On Oct. 4, 1970, on the occasion of his retirement, he was again honored by the Army and also by the civilian community of the Peninsula. At Fort Ord, in a morning ceremony, 4,000 troops passed in review for him. He received the Meritorious Civilian Service Award in recognition of his many contributions as a civilian to the Army. And, because of Mr. Griffin’s military service and his fondness for the foot soldier. Major Gen. Phillip B. Davidson, commanding general at the time, gave him a small statue of an infantryman.

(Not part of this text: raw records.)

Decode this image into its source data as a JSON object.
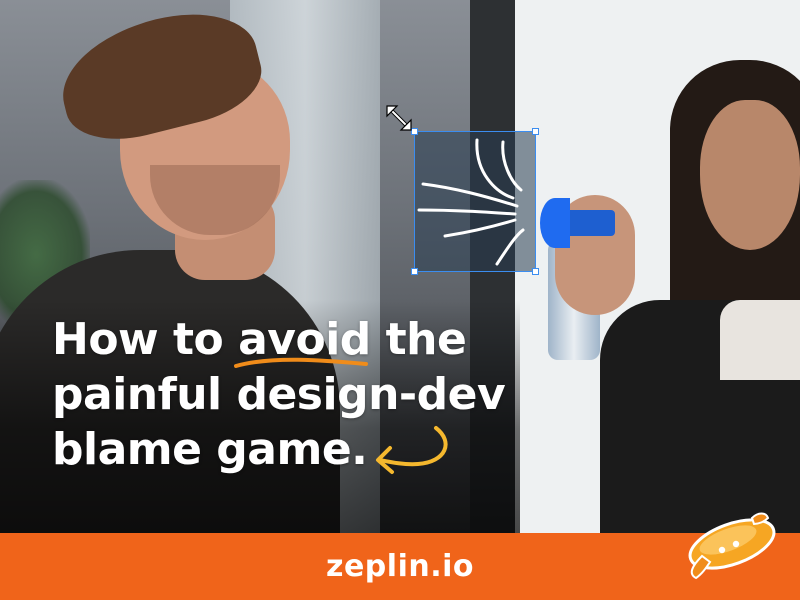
{
  "headline": {
    "line1_before": "How to ",
    "line1_emph": "avoid",
    "line1_after": " the",
    "line2": "painful design-dev",
    "line3": "blame game."
  },
  "footer": {
    "text": "zeplin.io"
  },
  "icons": {
    "resize_cursor": "diagonal-resize-cursor-icon",
    "brand_mark": "zeplin-zeppelin-logo-icon"
  },
  "colors": {
    "accent_orange": "#f0641a",
    "underline_orange": "#f08c1a",
    "arrow_yellow": "#f5b82e",
    "selection_blue": "#3b8df0",
    "text_white": "#ffffff"
  }
}
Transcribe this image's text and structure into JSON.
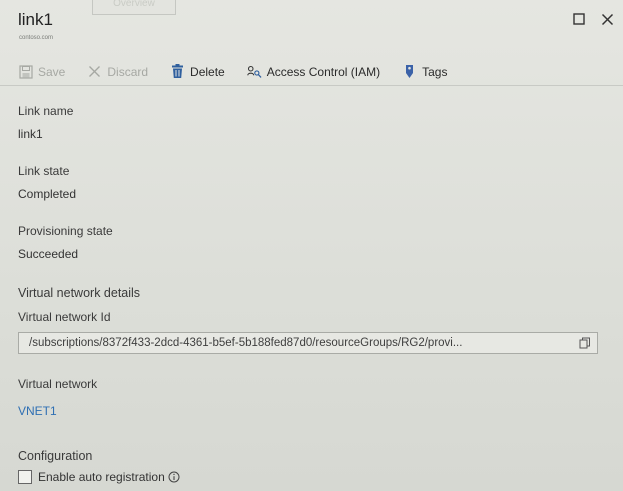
{
  "header": {
    "title": "link1",
    "subtitle": "contoso.com",
    "top_tab": "Overview"
  },
  "toolbar": {
    "save_label": "Save",
    "discard_label": "Discard",
    "delete_label": "Delete",
    "iam_label": "Access Control (IAM)",
    "tags_label": "Tags"
  },
  "fields": {
    "link_name": {
      "label": "Link name",
      "value": "link1"
    },
    "link_state": {
      "label": "Link state",
      "value": "Completed"
    },
    "provisioning_state": {
      "label": "Provisioning state",
      "value": "Succeeded"
    },
    "vnet_details_heading": "Virtual network details",
    "vnet_id": {
      "label": "Virtual network Id",
      "value": "/subscriptions/8372f433-2dcd-4361-b5ef-5b188fed87d0/resourceGroups/RG2/provi..."
    },
    "vnet": {
      "label": "Virtual network",
      "value": "VNET1"
    },
    "configuration_heading": "Configuration",
    "auto_registration_label": "Enable auto registration"
  },
  "colors": {
    "link": "#2f6fb3",
    "delete_icon": "#2f5f9e",
    "tags_icon": "#3b62a8"
  }
}
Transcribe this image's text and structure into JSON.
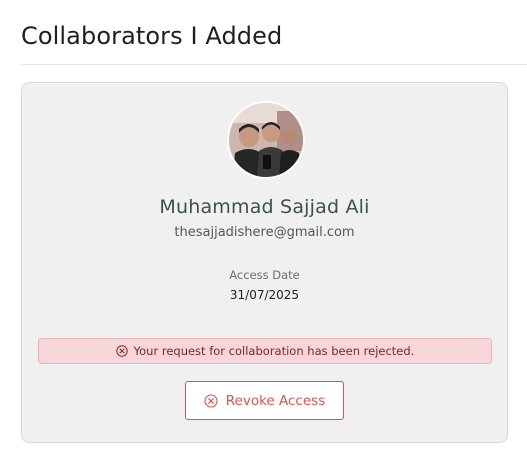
{
  "page": {
    "title": "Collaborators I Added"
  },
  "collaborator": {
    "name": "Muhammad Sajjad Ali",
    "email": "thesajjadishere@gmail.com",
    "access_label": "Access Date",
    "access_date": "31/07/2025",
    "avatar_icon": "profile-photo"
  },
  "alert": {
    "icon": "x-circle-icon",
    "message": "Your request for collaboration has been rejected.",
    "color": "#842029",
    "background": "#f8d7da"
  },
  "actions": {
    "revoke_label": "Revoke Access",
    "revoke_icon": "x-circle-icon",
    "revoke_color": "#d9534f"
  }
}
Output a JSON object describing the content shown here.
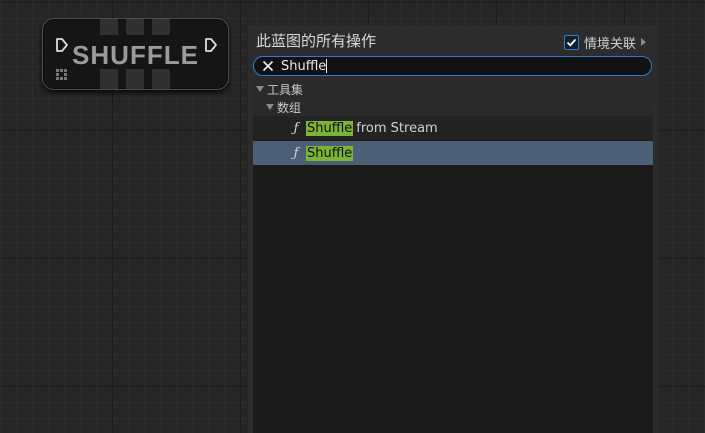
{
  "node": {
    "title": "SHUFFLE",
    "exec_in_icon": "exec-pin-icon",
    "exec_out_icon": "exec-pin-icon",
    "grip_icon": "grid-dots-icon",
    "colors": {
      "background": "#151515",
      "stripe": "#303030",
      "title": "#9b9b9b"
    }
  },
  "menu": {
    "title": "此蓝图的所有操作",
    "context_sensitive": {
      "label": "情境关联",
      "checked": true,
      "icon": "checkbox-checked-icon"
    },
    "search": {
      "value": "Shuffle",
      "clear_icon": "close-icon"
    },
    "tree": {
      "categories": [
        {
          "label": "工具集",
          "expanded": true
        },
        {
          "label": "数组",
          "expanded": true
        }
      ],
      "items": [
        {
          "icon": "function-icon",
          "match": "Shuffle",
          "rest": "from Stream",
          "selected": false
        },
        {
          "icon": "function-icon",
          "match": "Shuffle",
          "rest": "",
          "selected": true
        }
      ]
    },
    "colors": {
      "accent": "#2e7ad0",
      "highlight": "#7cb437",
      "selected_row": "#4c5f76",
      "panel": "#2c2c2c"
    }
  }
}
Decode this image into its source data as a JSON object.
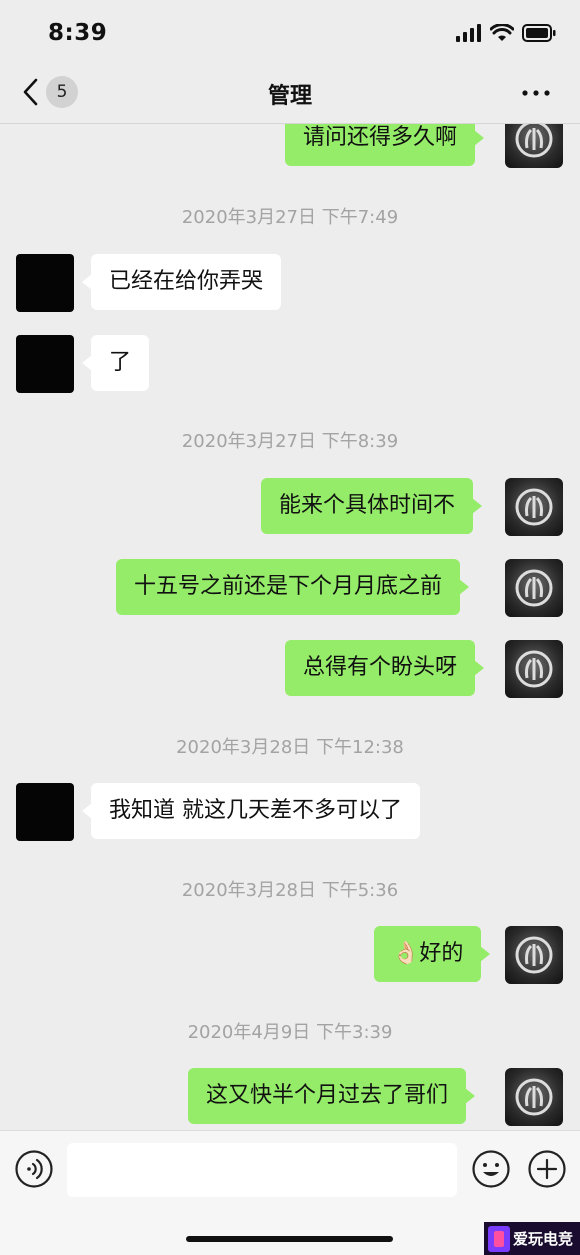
{
  "status_bar": {
    "time": "8:39"
  },
  "nav": {
    "unread_count": "5",
    "title": "管理"
  },
  "messages": [
    {
      "text": "请问还得多久啊"
    },
    {
      "time": "2020年3月27日 下午7:49"
    },
    {
      "text": "已经在给你弄哭"
    },
    {
      "text": "了"
    },
    {
      "time": "2020年3月27日 下午8:39"
    },
    {
      "text": "能来个具体时间不"
    },
    {
      "text": "十五号之前还是下个月月底之前"
    },
    {
      "text": "总得有个盼头呀"
    },
    {
      "time": "2020年3月28日 下午12:38"
    },
    {
      "text": "我知道 就这几天差不多可以了"
    },
    {
      "time": "2020年3月28日 下午5:36"
    },
    {
      "text": "👌🏻好的"
    },
    {
      "time": "2020年4月9日 下午3:39"
    },
    {
      "text": "这又快半个月过去了哥们"
    }
  ],
  "input": {
    "value": ""
  },
  "watermark": {
    "text": "爱玩电竞"
  },
  "colors": {
    "outgoing_bubble": "#95ec69",
    "incoming_bubble": "#ffffff",
    "background": "#ededed"
  }
}
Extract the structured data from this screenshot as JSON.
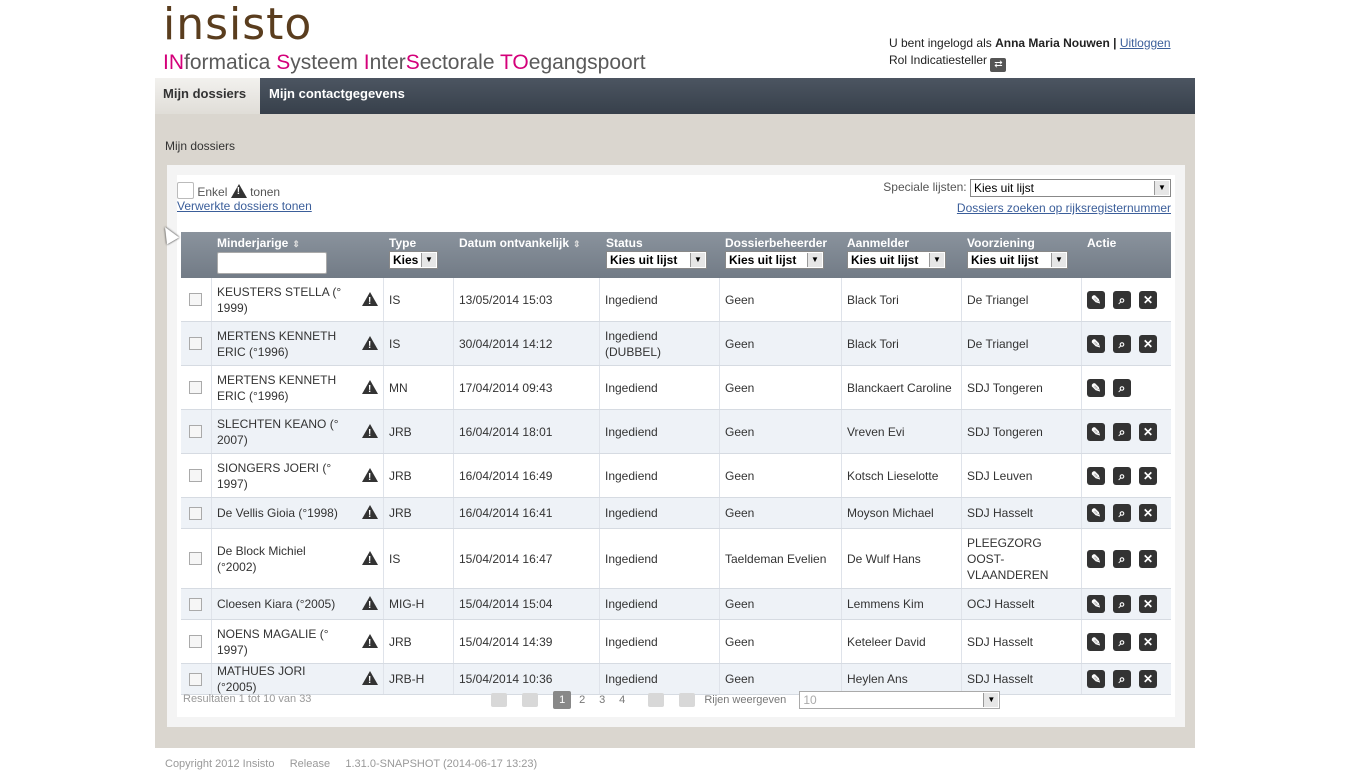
{
  "header": {
    "logo_text": "insisto",
    "tagline_parts": [
      {
        "text": "IN",
        "m": true
      },
      {
        "text": "formatica ",
        "m": false
      },
      {
        "text": "S",
        "m": true
      },
      {
        "text": "ysteem ",
        "m": false
      },
      {
        "text": "I",
        "m": true
      },
      {
        "text": "nter",
        "m": false
      },
      {
        "text": "S",
        "m": true
      },
      {
        "text": "ectorale  ",
        "m": false
      },
      {
        "text": "TO",
        "m": true
      },
      {
        "text": "egangspoort",
        "m": false
      }
    ],
    "logged_in_prefix": "U bent ingelogd als",
    "user_name": "Anna Maria Nouwen",
    "separator": "|",
    "logout_label": "Uitloggen",
    "role_label": "Rol Indicatiesteller",
    "role_icon": "switch-role-icon"
  },
  "nav": {
    "tabs": [
      {
        "label": "Mijn dossiers",
        "active": true
      },
      {
        "label": "Mijn contactgegevens",
        "active": false
      }
    ]
  },
  "breadcrumb": "Mijn dossiers",
  "filters": {
    "only_prefix": "Enkel",
    "only_suffix": "tonen",
    "processed_link": "Verwerkte dossiers tonen",
    "special_lists_label": "Speciale lijsten:",
    "special_lists_value": "Kies uit lijst",
    "search_rrn_link": "Dossiers zoeken op rijksregisternummer"
  },
  "table": {
    "headers": {
      "minor": "Minderjarige",
      "type": "Type",
      "type_filter": "Kies",
      "date": "Datum ontvankelijk",
      "status": "Status",
      "status_filter": "Kies uit lijst",
      "manager": "Dossierbeheerder",
      "manager_filter": "Kies uit lijst",
      "reporter": "Aanmelder",
      "reporter_filter": "Kies uit lijst",
      "provision": "Voorziening",
      "provision_filter": "Kies uit lijst",
      "action": "Actie"
    },
    "rows": [
      {
        "minor": "KEUSTERS STELLA (° 1999)",
        "type": "IS",
        "date": "13/05/2014 15:03",
        "status": "Ingediend",
        "manager": "Geen",
        "reporter": "Black Tori",
        "provision": "De Triangel",
        "delete": true
      },
      {
        "minor": "MERTENS KENNETH ERIC (°1996)",
        "type": "IS",
        "date": "30/04/2014 14:12",
        "status": "Ingediend (DUBBEL)",
        "manager": "Geen",
        "reporter": "Black Tori",
        "provision": "De Triangel",
        "delete": true
      },
      {
        "minor": "MERTENS KENNETH ERIC (°1996)",
        "type": "MN",
        "date": "17/04/2014 09:43",
        "status": "Ingediend",
        "manager": "Geen",
        "reporter": "Blanckaert Caroline",
        "provision": "SDJ Tongeren",
        "delete": false
      },
      {
        "minor": "SLECHTEN KEANO (° 2007)",
        "type": "JRB",
        "date": "16/04/2014 18:01",
        "status": "Ingediend",
        "manager": "Geen",
        "reporter": "Vreven Evi",
        "provision": "SDJ Tongeren",
        "delete": true
      },
      {
        "minor": "SIONGERS JOERI (° 1997)",
        "type": "JRB",
        "date": "16/04/2014 16:49",
        "status": "Ingediend",
        "manager": "Geen",
        "reporter": "Kotsch Lieselotte",
        "provision": "SDJ Leuven",
        "delete": true
      },
      {
        "minor": "De Vellis Gioia (°1998)",
        "type": "JRB",
        "date": "16/04/2014 16:41",
        "status": "Ingediend",
        "manager": "Geen",
        "reporter": "Moyson Michael",
        "provision": "SDJ Hasselt",
        "delete": true
      },
      {
        "minor": "De Block Michiel (°2002)",
        "type": "IS",
        "date": "15/04/2014 16:47",
        "status": "Ingediend",
        "manager": "Taeldeman Evelien",
        "reporter": "De Wulf Hans",
        "provision": "PLEEGZORG OOST-VLAANDEREN",
        "delete": true
      },
      {
        "minor": "Cloesen Kiara (°2005)",
        "type": "MIG-H",
        "date": "15/04/2014 15:04",
        "status": "Ingediend",
        "manager": "Geen",
        "reporter": "Lemmens Kim",
        "provision": "OCJ Hasselt",
        "delete": true
      },
      {
        "minor": "NOENS MAGALIE (° 1997)",
        "type": "JRB",
        "date": "15/04/2014 14:39",
        "status": "Ingediend",
        "manager": "Geen",
        "reporter": "Keteleer David",
        "provision": "SDJ Hasselt",
        "delete": true
      },
      {
        "minor": "MATHUES JORI (°2005)",
        "type": "JRB-H",
        "date": "15/04/2014 10:36",
        "status": "Ingediend",
        "manager": "Geen",
        "reporter": "Heylen Ans",
        "provision": "SDJ Hasselt",
        "delete": true
      }
    ]
  },
  "pager": {
    "results_text": "Resultaten 1 tot 10 van 33",
    "pages": [
      "1",
      "2",
      "3",
      "4"
    ],
    "current_page": "1",
    "rows_label": "Rijen weergeven",
    "rows_value": "10"
  },
  "footer": {
    "copyright": "Copyright 2012 Insisto",
    "release_label": "Release",
    "release_value": "1.31.0-SNAPSHOT (2014-06-17 13:23)"
  }
}
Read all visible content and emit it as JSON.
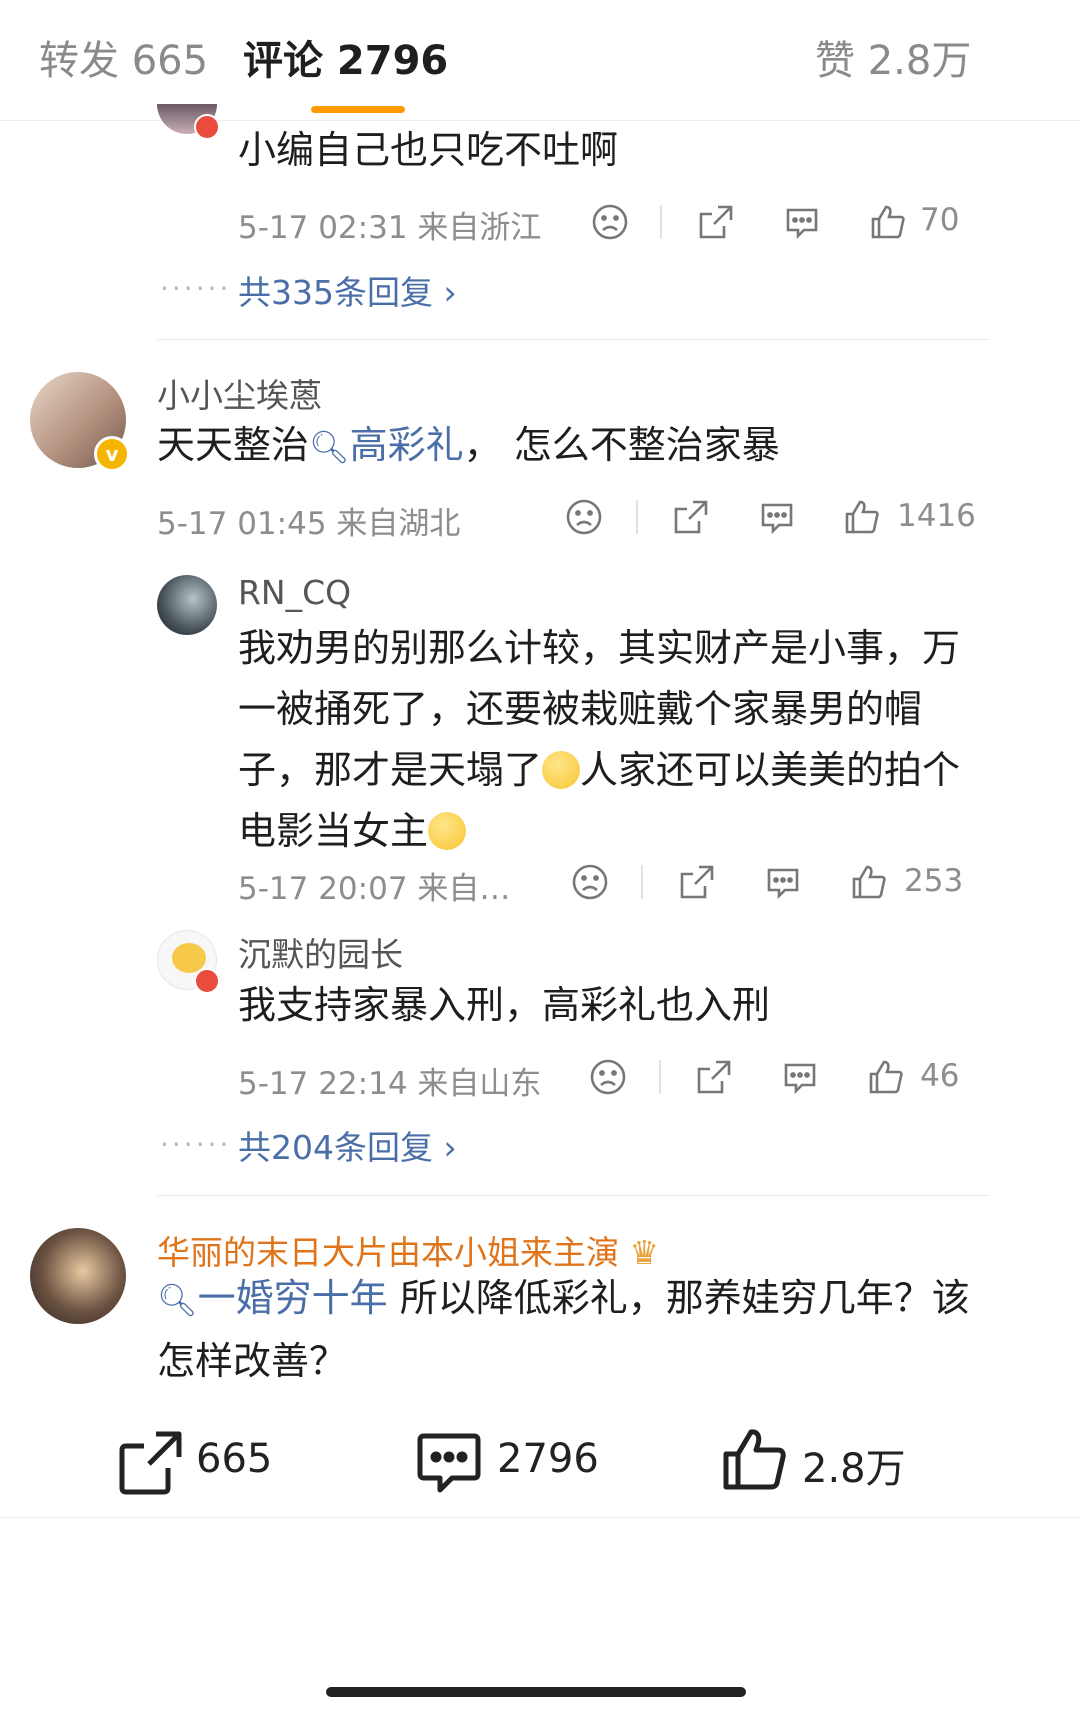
{
  "tabs": {
    "repost": "转发 665",
    "comments": "评论 2796",
    "likes": "赞 2.8万"
  },
  "comment0": {
    "text": "小编自己也只吃不吐啊",
    "time_location": "5-17 02:31  来自浙江",
    "likes": "70",
    "more_replies": "共335条回复"
  },
  "comment1": {
    "username": "小小尘埃蒽",
    "text_prefix": "天天整治",
    "topic": "高彩礼",
    "text_suffix": "，  怎么不整治家暴",
    "time_location": "5-17 01:45  来自湖北",
    "likes": "1416",
    "replies": [
      {
        "username": "RN_CQ",
        "text_a": "我劝男的别那么计较，其实财产是小事，万一被捅死了，还要被栽赃戴个家暴男的帽子，那才是天塌了",
        "text_b": "人家还可以美美的拍个电影当女主",
        "time_location": "5-17 20:07  来自…",
        "likes": "253"
      },
      {
        "username": "沉默的园长",
        "text": "我支持家暴入刑，高彩礼也入刑",
        "time_location": "5-17 22:14  来自山东",
        "likes": "46"
      }
    ],
    "more_replies": "共204条回复"
  },
  "comment2": {
    "username": "华丽的末日大片由本小姐来主演",
    "topic": "一婚穷十年",
    "text": " 所以降低彩礼，那养娃穷几年？该怎样改善？"
  },
  "bottom_bar": {
    "repost": "665",
    "comments": "2796",
    "likes": "2.8万"
  },
  "icons": [
    "dislike-icon",
    "share-icon",
    "comment-icon",
    "like-icon",
    "search-topic-icon",
    "verified-badge-icon",
    "crown-badge-icon",
    "chevron-right-icon"
  ],
  "colors": {
    "accent": "#ff9a00",
    "link": "#4a6ea8",
    "username_vip": "#e0741a"
  }
}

After the military ceremony, more than 500 of his Peninsula friends honored him at an informal outdoor luncheon at Memory Garden behind Pacific House in Monterey.

Mr. Griffin’s favorite literary character was Cervantes’ Don Quixote. Every Jeep he used In World War II was named Rosinante for Quixote’s horse. A drawing of the knight tilting at a windmill hung in the publisher’s office.

Mr. Griffin was a member of the Monterey Elks Club, Monterey American Legion Post 41, the Old Capital Club, Cypress Point Club, University Club of New York, Metropolitan Club of Washington, Press Club of San Francisco and Pacheco Club, among many other clubs and organizations. He also was a life member of the Monterey Rotary Club. He was a longtime director of the chamber of commerce and maintained a keen interest in chamber activities. He also was on the board of Community Hospital. He was a member of St. John’s Episcopal Church.

Mr. Griffin died in his Pebble Beach home on Sunday, July 19, 1981, at age 87.